To assess the accuracy of crowdsourcing for grading optic nerve images for glaucoma using Amazon Mechanical Turk before and after training modules.Materials and Methods:
Images (n=60) from 2 large population studies were graded for glaucoma status and vertical cup-to-disc ratio (VCDR). In the baseline trial, users on Amazon Mechanical Turk (Turkers) graded fundus photos for glaucoma and VCDR after reviewing annotated example images. In 2 additional trials, Turkers viewed a 26-slide PowerPoint training or a 10-minute video training and passed a quiz before being permitted to grade the same 60 images. Each image was graded by 10 unique Turkers in all trials. The mode of Turker grades for each image was compared with an adjudicated expert grade to determine accuracy as well as the sensitivity and specificity of Turker grading.Results:
In the baseline study, 50% of the images were graded correctly for glaucoma status and the area under the receiver operating characteristic (AUROC) was 0.75 [95% confidence interval (CI), 0.64-0.87]. Post-PowerPoint training, 66.7% of the images were graded correctly with AUROC of 0.86 (95% CI, 0.78-0.95). Finally, Turker grading accuracy was 63.3% with AUROC of 0.89 (95% CI, 0.83-0.96) after video training.
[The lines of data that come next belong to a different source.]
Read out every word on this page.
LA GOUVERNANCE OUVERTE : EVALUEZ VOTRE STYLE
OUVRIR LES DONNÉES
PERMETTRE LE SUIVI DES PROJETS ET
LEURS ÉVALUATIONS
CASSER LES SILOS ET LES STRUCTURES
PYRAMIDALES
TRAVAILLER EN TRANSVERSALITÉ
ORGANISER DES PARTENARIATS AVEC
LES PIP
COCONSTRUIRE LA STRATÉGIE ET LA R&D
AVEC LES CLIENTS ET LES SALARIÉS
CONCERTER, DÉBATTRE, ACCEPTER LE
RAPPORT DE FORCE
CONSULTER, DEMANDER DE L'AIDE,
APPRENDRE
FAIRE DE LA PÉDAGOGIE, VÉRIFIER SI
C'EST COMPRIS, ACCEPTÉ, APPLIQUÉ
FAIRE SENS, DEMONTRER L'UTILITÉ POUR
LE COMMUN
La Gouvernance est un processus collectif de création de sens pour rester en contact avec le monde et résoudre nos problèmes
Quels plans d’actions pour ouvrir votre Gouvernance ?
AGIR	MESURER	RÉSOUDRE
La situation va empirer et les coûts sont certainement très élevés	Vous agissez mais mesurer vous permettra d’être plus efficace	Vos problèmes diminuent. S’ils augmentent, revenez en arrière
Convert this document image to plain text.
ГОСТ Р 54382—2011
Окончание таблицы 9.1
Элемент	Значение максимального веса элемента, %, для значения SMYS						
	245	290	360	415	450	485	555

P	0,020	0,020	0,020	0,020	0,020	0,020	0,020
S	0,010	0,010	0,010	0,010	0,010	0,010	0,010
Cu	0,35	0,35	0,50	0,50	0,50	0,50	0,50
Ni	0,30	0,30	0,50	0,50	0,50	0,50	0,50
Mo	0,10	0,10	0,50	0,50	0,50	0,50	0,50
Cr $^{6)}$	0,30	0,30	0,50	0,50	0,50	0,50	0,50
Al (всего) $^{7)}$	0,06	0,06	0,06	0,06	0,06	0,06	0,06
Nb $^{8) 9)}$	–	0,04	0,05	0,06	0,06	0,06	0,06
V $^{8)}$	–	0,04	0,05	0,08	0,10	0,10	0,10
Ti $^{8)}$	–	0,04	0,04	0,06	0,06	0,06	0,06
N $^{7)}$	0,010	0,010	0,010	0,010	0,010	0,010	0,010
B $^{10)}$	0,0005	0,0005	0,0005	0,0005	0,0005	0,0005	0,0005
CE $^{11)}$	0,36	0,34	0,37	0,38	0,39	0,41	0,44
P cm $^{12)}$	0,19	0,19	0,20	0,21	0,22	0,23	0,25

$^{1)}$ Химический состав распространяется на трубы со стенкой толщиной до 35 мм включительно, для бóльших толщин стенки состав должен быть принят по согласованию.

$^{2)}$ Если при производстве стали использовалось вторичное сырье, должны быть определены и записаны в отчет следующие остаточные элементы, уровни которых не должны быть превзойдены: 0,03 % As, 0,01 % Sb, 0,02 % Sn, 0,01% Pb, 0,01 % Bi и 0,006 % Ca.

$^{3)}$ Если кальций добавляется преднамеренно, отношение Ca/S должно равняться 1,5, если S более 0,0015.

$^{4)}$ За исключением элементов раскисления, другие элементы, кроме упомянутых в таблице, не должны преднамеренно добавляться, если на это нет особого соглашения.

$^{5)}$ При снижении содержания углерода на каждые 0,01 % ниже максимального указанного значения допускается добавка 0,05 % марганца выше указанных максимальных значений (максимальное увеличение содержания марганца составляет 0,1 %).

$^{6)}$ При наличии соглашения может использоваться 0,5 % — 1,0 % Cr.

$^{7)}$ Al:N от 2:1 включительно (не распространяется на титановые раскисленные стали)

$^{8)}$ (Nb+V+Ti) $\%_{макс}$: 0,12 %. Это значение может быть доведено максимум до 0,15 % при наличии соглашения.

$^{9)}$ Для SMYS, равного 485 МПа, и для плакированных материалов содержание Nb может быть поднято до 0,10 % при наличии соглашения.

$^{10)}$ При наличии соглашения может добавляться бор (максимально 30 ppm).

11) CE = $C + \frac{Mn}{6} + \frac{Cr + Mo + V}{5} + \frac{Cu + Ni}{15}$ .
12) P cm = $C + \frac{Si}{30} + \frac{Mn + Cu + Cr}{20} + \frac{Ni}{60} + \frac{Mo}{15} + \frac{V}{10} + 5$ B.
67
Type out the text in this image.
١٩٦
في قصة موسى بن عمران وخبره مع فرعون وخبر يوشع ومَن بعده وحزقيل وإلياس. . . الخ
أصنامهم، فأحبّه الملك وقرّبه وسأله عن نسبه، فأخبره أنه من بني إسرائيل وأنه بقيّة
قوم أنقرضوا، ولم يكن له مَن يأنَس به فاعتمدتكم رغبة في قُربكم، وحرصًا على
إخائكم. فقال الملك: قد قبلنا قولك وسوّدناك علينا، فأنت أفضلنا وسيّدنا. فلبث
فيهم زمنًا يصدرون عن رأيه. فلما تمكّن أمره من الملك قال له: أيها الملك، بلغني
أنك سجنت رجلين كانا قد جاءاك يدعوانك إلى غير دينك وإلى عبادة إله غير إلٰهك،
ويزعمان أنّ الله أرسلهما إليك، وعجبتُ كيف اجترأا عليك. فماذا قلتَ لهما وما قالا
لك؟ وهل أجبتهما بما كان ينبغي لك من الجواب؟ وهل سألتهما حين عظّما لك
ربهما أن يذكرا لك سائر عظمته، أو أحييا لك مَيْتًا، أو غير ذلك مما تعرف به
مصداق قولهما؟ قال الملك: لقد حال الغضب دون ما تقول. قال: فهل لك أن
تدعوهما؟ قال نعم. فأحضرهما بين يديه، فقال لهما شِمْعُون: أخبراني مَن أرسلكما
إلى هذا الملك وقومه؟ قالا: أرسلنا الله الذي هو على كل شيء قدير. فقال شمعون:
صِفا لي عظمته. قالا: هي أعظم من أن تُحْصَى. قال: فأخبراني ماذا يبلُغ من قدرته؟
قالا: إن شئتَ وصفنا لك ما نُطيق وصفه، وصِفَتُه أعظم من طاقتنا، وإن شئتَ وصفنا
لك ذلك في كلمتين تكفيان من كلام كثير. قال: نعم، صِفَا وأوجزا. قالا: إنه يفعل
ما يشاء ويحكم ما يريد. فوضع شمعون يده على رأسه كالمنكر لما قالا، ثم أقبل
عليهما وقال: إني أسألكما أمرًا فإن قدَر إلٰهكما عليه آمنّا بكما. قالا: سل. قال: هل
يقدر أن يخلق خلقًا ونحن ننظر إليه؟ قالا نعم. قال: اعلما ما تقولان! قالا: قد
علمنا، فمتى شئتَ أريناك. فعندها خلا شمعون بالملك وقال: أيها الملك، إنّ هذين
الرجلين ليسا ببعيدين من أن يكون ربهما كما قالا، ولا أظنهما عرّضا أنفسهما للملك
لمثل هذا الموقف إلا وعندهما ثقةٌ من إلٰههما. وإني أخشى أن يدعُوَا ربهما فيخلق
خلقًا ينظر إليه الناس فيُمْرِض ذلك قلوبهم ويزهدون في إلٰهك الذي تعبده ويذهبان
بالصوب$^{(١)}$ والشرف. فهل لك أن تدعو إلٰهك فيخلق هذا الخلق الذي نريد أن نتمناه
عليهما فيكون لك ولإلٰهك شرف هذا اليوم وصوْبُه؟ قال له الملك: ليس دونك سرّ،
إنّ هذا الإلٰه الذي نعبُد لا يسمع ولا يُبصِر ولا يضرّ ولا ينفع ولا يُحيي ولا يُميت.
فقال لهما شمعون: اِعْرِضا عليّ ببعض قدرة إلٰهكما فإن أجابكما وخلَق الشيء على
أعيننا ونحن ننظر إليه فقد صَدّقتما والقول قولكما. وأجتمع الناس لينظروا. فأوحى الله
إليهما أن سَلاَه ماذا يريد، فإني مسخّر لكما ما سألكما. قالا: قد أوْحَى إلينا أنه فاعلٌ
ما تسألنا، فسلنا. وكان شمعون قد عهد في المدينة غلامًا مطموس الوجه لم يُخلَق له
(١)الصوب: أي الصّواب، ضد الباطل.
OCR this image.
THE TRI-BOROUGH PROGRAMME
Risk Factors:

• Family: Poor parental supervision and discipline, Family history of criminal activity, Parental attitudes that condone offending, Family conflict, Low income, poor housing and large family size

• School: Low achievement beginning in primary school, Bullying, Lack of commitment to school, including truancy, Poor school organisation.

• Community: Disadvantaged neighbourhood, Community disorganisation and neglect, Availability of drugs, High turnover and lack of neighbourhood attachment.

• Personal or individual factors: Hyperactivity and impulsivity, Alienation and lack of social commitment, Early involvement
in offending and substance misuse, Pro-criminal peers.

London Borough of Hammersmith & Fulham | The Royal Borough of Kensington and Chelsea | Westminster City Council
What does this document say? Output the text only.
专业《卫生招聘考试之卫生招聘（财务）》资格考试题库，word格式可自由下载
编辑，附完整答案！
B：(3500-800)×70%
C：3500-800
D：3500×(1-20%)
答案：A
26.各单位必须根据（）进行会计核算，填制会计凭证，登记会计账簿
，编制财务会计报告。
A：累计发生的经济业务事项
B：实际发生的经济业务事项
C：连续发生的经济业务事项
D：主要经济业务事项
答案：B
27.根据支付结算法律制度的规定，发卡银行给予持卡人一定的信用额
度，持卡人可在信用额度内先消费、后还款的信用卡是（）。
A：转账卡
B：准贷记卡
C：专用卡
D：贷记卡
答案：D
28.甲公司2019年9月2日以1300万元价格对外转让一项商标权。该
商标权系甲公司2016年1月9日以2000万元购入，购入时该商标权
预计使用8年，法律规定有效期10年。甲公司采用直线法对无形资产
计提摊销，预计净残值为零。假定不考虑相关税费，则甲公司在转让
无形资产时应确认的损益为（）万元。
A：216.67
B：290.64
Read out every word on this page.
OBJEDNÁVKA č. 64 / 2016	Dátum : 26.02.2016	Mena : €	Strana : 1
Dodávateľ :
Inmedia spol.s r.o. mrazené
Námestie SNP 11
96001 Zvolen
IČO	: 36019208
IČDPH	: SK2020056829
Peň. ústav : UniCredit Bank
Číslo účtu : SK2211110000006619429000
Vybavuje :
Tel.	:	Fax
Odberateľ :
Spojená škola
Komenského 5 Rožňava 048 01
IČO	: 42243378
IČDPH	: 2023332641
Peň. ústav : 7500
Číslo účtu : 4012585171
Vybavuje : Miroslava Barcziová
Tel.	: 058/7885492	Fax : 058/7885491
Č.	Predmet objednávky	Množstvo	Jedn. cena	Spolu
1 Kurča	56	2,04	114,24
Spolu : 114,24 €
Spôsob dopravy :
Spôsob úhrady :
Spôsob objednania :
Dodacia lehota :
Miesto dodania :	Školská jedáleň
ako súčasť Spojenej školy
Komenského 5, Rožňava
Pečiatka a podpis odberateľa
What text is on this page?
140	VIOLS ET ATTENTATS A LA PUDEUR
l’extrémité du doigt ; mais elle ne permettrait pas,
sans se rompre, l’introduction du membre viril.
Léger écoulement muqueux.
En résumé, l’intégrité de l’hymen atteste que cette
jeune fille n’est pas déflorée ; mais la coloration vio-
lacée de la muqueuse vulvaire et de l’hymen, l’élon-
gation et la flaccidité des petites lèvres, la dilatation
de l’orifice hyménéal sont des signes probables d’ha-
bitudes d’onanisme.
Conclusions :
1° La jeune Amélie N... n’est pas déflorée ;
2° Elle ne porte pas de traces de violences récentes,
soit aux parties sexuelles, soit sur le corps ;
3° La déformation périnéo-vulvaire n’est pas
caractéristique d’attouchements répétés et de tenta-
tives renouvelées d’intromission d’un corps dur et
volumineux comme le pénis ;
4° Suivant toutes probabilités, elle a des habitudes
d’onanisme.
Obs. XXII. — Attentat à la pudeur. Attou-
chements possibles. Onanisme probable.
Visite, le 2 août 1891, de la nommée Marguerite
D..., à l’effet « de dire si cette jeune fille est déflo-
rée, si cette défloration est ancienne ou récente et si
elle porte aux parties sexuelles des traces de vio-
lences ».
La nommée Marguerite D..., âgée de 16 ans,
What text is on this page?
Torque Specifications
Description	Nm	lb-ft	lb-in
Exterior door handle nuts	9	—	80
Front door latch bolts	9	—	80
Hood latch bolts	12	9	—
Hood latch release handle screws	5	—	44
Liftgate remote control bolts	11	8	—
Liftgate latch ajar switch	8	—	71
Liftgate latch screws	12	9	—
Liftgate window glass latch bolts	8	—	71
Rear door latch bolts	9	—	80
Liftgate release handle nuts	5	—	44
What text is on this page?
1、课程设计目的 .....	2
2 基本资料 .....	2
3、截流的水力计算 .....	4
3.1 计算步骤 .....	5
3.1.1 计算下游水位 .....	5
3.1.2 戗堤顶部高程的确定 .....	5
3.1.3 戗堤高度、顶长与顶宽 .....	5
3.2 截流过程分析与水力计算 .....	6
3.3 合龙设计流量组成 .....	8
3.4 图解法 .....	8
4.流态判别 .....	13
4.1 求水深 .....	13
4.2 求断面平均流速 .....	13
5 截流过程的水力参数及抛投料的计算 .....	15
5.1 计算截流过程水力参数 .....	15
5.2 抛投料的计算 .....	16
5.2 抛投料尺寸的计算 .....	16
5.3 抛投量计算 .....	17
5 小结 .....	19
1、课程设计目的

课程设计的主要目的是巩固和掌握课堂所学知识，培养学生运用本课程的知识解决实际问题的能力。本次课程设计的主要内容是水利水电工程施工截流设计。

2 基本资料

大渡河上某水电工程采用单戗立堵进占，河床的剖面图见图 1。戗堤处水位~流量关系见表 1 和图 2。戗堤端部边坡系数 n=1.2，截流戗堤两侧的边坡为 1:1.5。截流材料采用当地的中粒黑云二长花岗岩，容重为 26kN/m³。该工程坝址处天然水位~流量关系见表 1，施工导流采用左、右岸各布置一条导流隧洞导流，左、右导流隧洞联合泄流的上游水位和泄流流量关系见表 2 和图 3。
Overall, Turker VCDR grades for each image correlated with expert VCDR grades (Bland-Altman plot mean difference=−0.02).Conclusions:
Turkers graded 60 fundus images quickly and at low cost, with grading accuracy, sensitivity, and specificity, all improving with brief training. With effective education, crowdsourcing may be an efficient tool to aid in the identification of glaucomatous changes in retinal images.